While the state works on its pre-arrivals testing program, the master plan to reopen Hawaii tourism, Kauai is hedging its bets and other counties are expected to follow suit.
Kauai Mayor Derek S.K. Kawakami said Tuesday that Ige had signed Kauai’s Emergency Rule 16, which would permit visitors at participating resorts to leave their hotel rooms to utilize the resort’s property, including pools and on-site restaurants, during their mandatory quarantine period. But there’s a catch: They’ve got to agree to wear an electronic monitoring bracelet, which will be tracked by participating resorts.
Ige signed an order Aug. 20 allowing the counties to formulate resort bubble plans. Kauai is the first county to obtain Ige’s approval on a resort bubble plan.
Establishing resort bubbles on Kauai might bolster tourism, but Kawakami told the Star-Advertiser on Tuesday that they more importantly serve as a contingency plan to keep Kauai tourism from having to completely shut down in the event of another COVID-19 surge.
“You should be working on contingency plans concurrently with the master plan,” he said. “In this kind of situation, you can expect things to go wrong.”
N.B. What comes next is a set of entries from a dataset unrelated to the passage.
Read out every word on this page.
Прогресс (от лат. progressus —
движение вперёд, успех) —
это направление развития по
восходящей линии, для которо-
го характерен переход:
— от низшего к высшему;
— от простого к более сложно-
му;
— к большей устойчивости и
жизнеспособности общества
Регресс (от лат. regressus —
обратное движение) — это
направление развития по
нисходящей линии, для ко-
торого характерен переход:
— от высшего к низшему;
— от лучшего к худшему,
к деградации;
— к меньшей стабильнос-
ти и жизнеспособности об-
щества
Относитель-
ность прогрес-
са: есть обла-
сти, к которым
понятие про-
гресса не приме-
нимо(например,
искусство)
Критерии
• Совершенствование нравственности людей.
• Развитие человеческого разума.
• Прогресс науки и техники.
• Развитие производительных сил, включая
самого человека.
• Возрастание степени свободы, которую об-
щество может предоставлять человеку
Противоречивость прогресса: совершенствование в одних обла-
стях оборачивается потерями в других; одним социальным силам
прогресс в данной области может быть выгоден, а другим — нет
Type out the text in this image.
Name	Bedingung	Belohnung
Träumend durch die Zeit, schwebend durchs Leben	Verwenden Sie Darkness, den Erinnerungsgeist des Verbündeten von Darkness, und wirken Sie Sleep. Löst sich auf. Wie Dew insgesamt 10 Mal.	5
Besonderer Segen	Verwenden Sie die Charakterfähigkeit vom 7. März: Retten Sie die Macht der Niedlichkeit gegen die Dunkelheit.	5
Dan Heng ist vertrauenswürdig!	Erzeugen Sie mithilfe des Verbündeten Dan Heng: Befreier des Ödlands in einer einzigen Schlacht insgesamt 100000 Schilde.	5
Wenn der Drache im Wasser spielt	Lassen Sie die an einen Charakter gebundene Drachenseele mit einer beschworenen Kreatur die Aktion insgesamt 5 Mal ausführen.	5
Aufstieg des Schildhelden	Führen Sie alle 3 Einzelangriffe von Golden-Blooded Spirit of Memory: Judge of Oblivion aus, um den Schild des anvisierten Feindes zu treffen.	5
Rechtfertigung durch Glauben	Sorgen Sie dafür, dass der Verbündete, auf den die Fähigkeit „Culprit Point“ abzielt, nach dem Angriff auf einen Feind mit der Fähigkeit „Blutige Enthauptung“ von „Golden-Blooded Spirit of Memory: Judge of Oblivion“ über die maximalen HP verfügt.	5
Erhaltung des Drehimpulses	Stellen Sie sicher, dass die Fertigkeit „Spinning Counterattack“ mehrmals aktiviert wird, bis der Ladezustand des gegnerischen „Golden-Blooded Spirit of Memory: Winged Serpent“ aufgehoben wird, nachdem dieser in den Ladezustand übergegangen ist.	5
Gary Moore, managing director of Hokuala — A Timbers Resort on Kauai, said his resort, which saw a significant drop in business after the partial interisland quarantine resumed, is pursuing approval from Kauai County to join the resort bubble program.
“Look, this disease is not going away. There’s not a magic vaccine,” Moore said. “I’d love to be wrong about it, but I think we’ll be living with this through 2021 at least. We have to find a way to live with this. We can’t stay shut down forever. It will end up doing more harm.”